Best Practices

AI Rules for Search Implementation

AI implements search with LIKE '%query%' on every column. Rules for full-text search indexes, Elasticsearch integration, search relevance tuning, fuzzy matching, faceted search, and search-as-you-type patterns.

8 min read·March 2, 2025

LIKE '%query%' on every column — full table scan, no ranking, no typo tolerance, 3-second response

Postgres tsvector, Elasticsearch, relevance scoring, fuzzy matching, faceted search, search-as-you-type

AI Searches with LIKE and Hopes for the Best

AI generates search with: LIKE '%query%' on every text column (full table scan, no index usage, O(n) per query), no relevance ranking (results in insertion order, not by relevance), no typo tolerance (searching 'typscript' returns zero results for 'typescript'), no faceted filtering (users cannot narrow by category, date, or type), and synchronous blocking queries (search blocks the main thread while scanning millions of rows). At 1000 rows it works. At 100,000 rows the search takes 3 seconds. At 1 million rows the page times out.
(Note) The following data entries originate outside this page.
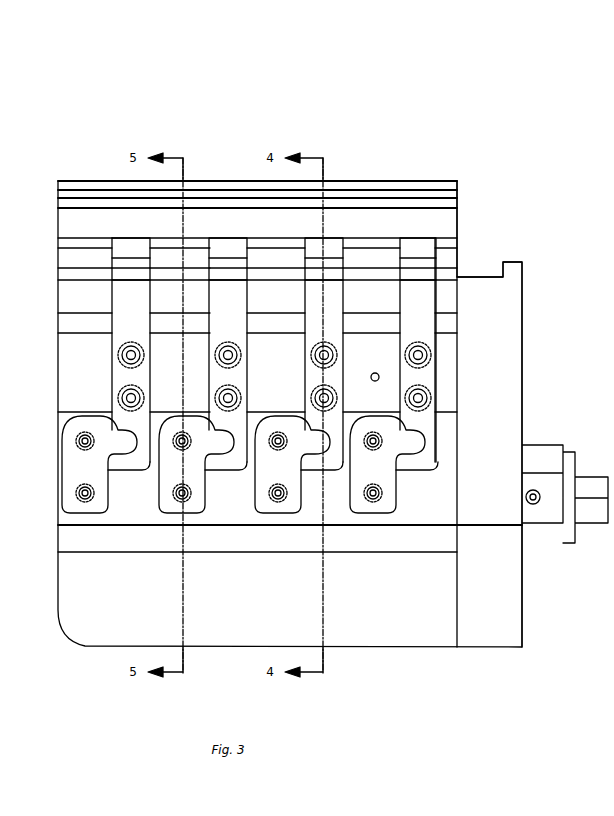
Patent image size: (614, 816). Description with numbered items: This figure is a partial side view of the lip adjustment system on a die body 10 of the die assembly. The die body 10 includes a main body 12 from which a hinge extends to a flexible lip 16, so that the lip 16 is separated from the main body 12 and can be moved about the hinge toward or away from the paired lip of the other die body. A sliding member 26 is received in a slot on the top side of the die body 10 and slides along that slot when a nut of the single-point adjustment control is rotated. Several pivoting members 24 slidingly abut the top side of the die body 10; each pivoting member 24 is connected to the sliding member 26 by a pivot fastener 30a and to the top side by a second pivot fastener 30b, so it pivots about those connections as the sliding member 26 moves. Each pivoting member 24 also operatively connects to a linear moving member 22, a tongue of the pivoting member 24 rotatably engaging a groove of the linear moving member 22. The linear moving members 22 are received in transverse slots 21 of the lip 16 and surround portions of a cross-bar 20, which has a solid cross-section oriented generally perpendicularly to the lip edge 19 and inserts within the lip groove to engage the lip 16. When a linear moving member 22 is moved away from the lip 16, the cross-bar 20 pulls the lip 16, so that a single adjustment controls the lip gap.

The die body 10 is at (475, 152).
The main body 12 is at (423, 623).
The flexible lip 16 is at (442, 183).
The lip edge 19 is at (83, 292).
The cross-bar 20 is at (368, 255).
The transverse slot 21 is at (264, 238).
The linear moving member 22 is at (123, 240).
The pivoting member 24 is at (73, 507).
The sliding member 26 is at (430, 345).
The pivot fastener 30a is at (375, 500).
The second pivot fastener 30b is at (378, 450).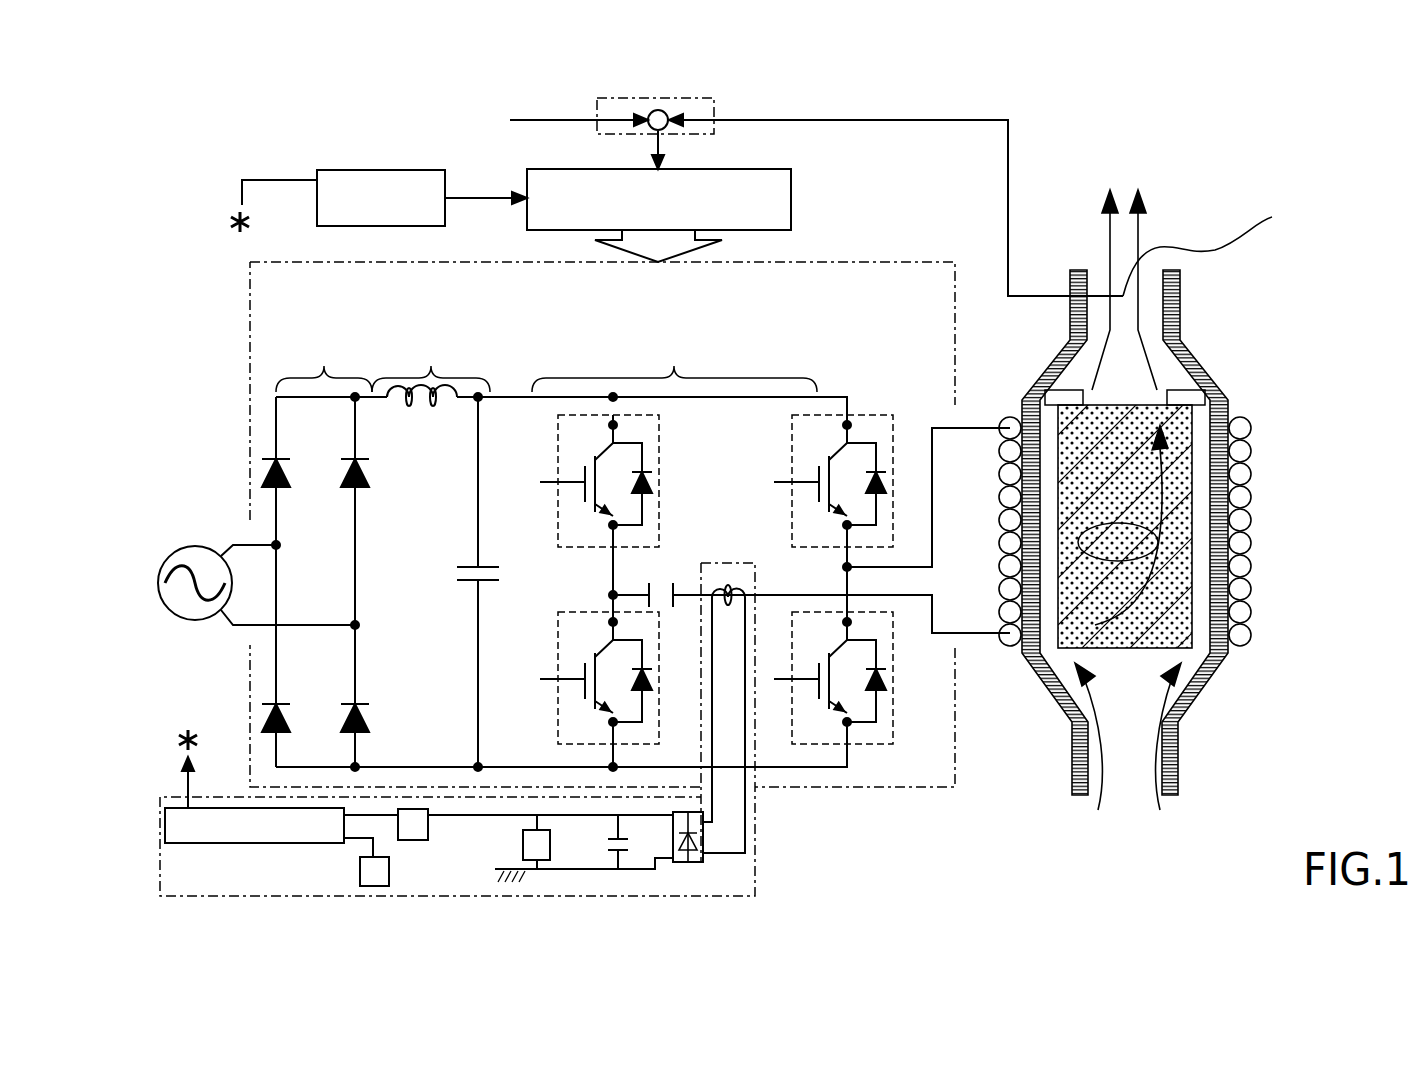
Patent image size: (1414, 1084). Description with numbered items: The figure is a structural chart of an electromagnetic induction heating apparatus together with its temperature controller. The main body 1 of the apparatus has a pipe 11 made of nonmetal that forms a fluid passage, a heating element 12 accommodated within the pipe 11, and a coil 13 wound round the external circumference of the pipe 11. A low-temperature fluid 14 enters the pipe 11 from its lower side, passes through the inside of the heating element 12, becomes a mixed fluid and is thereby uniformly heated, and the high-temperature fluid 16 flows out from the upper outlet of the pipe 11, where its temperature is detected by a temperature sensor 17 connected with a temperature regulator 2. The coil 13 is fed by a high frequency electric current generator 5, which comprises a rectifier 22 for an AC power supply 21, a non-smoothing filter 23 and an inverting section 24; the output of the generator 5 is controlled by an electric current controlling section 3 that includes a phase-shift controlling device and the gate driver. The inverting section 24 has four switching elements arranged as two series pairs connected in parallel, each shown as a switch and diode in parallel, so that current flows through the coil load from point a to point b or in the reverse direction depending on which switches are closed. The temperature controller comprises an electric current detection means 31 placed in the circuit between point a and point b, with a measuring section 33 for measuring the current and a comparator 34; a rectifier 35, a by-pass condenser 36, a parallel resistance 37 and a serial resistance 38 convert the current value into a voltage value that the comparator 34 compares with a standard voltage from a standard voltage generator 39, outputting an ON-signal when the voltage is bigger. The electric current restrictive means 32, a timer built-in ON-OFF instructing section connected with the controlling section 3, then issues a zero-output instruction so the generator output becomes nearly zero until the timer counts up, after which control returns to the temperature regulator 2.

Modern search implementation is: index-backed (tsvector in Postgres or inverted index in Elasticsearch), relevance-ranked (BM25 or TF-IDF scoring — best matches first), typo-tolerant (fuzzy matching catches misspellings within edit distance), facet-enabled (filter by category, date range, price range alongside text search), and performant (sub-100ms response at any scale with proper indexing). AI generates none of these.

These rules cover: Postgres full-text search with tsvector, Elasticsearch for advanced use cases, relevance scoring and boosting, fuzzy matching, faceted search, and search-as-you-type patterns.

Rule 2: Elasticsearch for Advanced Search

The rule: 'Use Elasticsearch (or OpenSearch, Typesense, Meilisearch) when you need: fuzzy matching with typo tolerance, faceted search with aggregations, complex relevance tuning with custom scoring, synonym support (searching 'JS' finds 'JavaScript'), autocomplete with edge n-grams, or search across millions of documents with sub-50ms latency. Elasticsearch is a dedicated search engine — it excels at search in ways a relational database cannot.'

For sync strategy: 'The database is the source of truth; Elasticsearch is a read-optimized projection. Sync patterns: (1) Dual-write: application writes to both database and Elasticsearch (simple but risks inconsistency on failure). (2) Change Data Capture: Debezium captures database changes and feeds Elasticsearch (consistent but more infrastructure). (3) Async events: on article.created/updated, publish an event that an indexer consumes (eventual consistency, decoupled). Reindex from database on schema changes.'

AI generates: Elasticsearch as the primary data store — no ACID transactions, no relational integrity, no reliable point-in-time recovery. Elasticsearch is a search index, not a database. The database stores the data; Elasticsearch indexes it for search. If the Elasticsearch index corrupts, reindex from the database. If the database corrupts, you have a real problem.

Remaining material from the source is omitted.